Here is the mobo I used: Tyan S-2696 (i5000XT)
I have 2 Xeon X-5365 (Clovertown) processors which came directly from Intel (yes these are the ones they put in the Mac Pros)
I also have 8 gigs of fully buffered Crucial Ram
and a nice RAID-0 array consisting of 4 WD RE2 500GB drives for a total of 2 TB (roughly).
Topped off with a BFG 8800 Ultra.

All of this is in an Antec P-190/1200 Chassis which is easily the nicest eatx case I have ever used, it includes 2 seperate power supplies linked together for a total of 1200 watts, very nice setup and insanely good cable management.
See the Case Here

The boot drive is a Raptor-X 150 and I have a nice DVD-r/rw drive installed as well.
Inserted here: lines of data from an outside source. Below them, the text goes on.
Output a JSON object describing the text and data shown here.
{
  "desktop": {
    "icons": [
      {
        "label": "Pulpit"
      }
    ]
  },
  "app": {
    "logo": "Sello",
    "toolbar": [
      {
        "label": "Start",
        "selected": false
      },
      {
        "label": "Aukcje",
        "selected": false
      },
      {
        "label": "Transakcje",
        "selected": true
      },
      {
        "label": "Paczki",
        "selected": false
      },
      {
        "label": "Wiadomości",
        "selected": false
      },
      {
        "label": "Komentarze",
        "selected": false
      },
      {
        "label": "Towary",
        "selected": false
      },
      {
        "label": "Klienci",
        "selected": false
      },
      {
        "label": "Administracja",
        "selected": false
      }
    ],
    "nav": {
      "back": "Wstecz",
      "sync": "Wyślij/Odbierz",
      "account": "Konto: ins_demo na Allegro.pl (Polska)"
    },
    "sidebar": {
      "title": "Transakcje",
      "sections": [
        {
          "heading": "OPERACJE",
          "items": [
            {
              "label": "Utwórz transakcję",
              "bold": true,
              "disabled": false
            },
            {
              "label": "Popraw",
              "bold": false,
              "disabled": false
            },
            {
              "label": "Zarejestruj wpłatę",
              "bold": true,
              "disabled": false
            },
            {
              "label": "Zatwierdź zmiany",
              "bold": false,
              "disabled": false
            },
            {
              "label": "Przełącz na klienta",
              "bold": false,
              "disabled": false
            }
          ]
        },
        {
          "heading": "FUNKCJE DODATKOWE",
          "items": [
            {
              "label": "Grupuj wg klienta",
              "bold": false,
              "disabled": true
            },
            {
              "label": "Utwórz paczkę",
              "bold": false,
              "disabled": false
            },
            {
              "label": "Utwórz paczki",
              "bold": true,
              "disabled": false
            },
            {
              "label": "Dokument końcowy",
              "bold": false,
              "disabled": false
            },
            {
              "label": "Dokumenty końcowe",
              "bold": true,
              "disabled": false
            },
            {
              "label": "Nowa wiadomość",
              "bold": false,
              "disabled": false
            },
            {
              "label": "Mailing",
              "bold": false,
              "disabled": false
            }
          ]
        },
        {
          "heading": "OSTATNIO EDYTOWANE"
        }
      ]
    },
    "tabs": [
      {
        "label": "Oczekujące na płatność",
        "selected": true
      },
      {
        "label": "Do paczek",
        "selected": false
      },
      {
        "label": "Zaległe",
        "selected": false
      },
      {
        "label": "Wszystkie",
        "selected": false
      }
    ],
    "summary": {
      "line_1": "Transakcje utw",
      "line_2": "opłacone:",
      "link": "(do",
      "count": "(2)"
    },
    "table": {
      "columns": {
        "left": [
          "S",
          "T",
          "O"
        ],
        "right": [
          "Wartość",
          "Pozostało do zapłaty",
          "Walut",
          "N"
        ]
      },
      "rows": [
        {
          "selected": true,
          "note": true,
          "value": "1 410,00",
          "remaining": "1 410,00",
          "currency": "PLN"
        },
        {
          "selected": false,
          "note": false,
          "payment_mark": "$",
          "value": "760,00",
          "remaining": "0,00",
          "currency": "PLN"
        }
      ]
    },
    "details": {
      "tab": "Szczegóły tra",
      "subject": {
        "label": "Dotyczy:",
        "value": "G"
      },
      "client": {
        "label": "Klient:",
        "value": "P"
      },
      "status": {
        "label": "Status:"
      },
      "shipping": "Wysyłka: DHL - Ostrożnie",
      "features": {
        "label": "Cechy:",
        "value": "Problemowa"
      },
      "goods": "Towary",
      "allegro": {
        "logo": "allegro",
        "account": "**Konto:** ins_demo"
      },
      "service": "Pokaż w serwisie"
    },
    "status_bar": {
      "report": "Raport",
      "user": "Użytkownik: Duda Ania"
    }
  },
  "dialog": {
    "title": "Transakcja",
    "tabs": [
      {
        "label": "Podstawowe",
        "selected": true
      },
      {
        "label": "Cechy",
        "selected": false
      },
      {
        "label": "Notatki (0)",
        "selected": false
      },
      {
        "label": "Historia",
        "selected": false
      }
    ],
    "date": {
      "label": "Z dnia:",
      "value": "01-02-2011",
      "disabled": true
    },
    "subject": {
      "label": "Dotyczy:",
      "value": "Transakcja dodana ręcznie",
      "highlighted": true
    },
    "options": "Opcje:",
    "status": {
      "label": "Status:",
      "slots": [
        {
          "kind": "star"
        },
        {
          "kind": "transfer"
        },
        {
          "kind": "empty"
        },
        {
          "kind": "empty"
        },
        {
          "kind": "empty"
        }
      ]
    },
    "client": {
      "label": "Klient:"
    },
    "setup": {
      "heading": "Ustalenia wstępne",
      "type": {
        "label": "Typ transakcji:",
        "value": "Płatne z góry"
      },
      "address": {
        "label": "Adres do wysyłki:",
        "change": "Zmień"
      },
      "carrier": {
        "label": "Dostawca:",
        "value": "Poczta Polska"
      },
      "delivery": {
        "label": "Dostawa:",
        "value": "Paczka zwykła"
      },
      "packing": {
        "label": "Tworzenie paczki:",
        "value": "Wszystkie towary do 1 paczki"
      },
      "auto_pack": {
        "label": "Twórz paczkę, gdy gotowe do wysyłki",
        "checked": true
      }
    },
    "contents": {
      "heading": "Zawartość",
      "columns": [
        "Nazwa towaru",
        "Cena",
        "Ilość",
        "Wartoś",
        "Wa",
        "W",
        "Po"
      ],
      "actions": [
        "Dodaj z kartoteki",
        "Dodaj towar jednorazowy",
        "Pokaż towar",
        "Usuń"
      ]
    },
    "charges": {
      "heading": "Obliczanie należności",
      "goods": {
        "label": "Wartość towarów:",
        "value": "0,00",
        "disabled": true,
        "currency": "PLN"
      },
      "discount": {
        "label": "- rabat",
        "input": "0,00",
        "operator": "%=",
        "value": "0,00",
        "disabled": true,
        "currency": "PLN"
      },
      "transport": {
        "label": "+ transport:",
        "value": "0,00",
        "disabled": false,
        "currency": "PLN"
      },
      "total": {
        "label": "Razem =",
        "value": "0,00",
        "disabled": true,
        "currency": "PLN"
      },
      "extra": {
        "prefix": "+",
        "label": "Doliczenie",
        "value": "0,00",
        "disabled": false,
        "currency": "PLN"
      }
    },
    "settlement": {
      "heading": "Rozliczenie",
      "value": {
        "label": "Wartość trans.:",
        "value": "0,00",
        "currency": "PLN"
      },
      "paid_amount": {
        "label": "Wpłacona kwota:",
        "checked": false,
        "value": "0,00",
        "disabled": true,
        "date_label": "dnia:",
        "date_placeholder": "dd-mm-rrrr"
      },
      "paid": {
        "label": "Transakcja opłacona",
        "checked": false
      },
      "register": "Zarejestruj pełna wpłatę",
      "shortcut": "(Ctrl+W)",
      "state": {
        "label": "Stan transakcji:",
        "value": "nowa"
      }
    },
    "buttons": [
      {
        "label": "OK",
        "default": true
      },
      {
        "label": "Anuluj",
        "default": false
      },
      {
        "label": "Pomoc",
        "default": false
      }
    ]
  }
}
I would seriously consider doing a hackintosh with this machine just for benchies if nothing else.
But I would also love to have it as an FCP workstation if it could be made stable enough.

Where does one begin? and how do we know the chipset can be made to work?


So what is working and what is not working now? This board can be had for 280$ on new egg open box right now. So thats not a bad price at all! The audio is ACL888 which many many people have gotten working and there are plenty of patches for *search skippyretard*

Does the networking work though? How is everything running? Give us the skinny.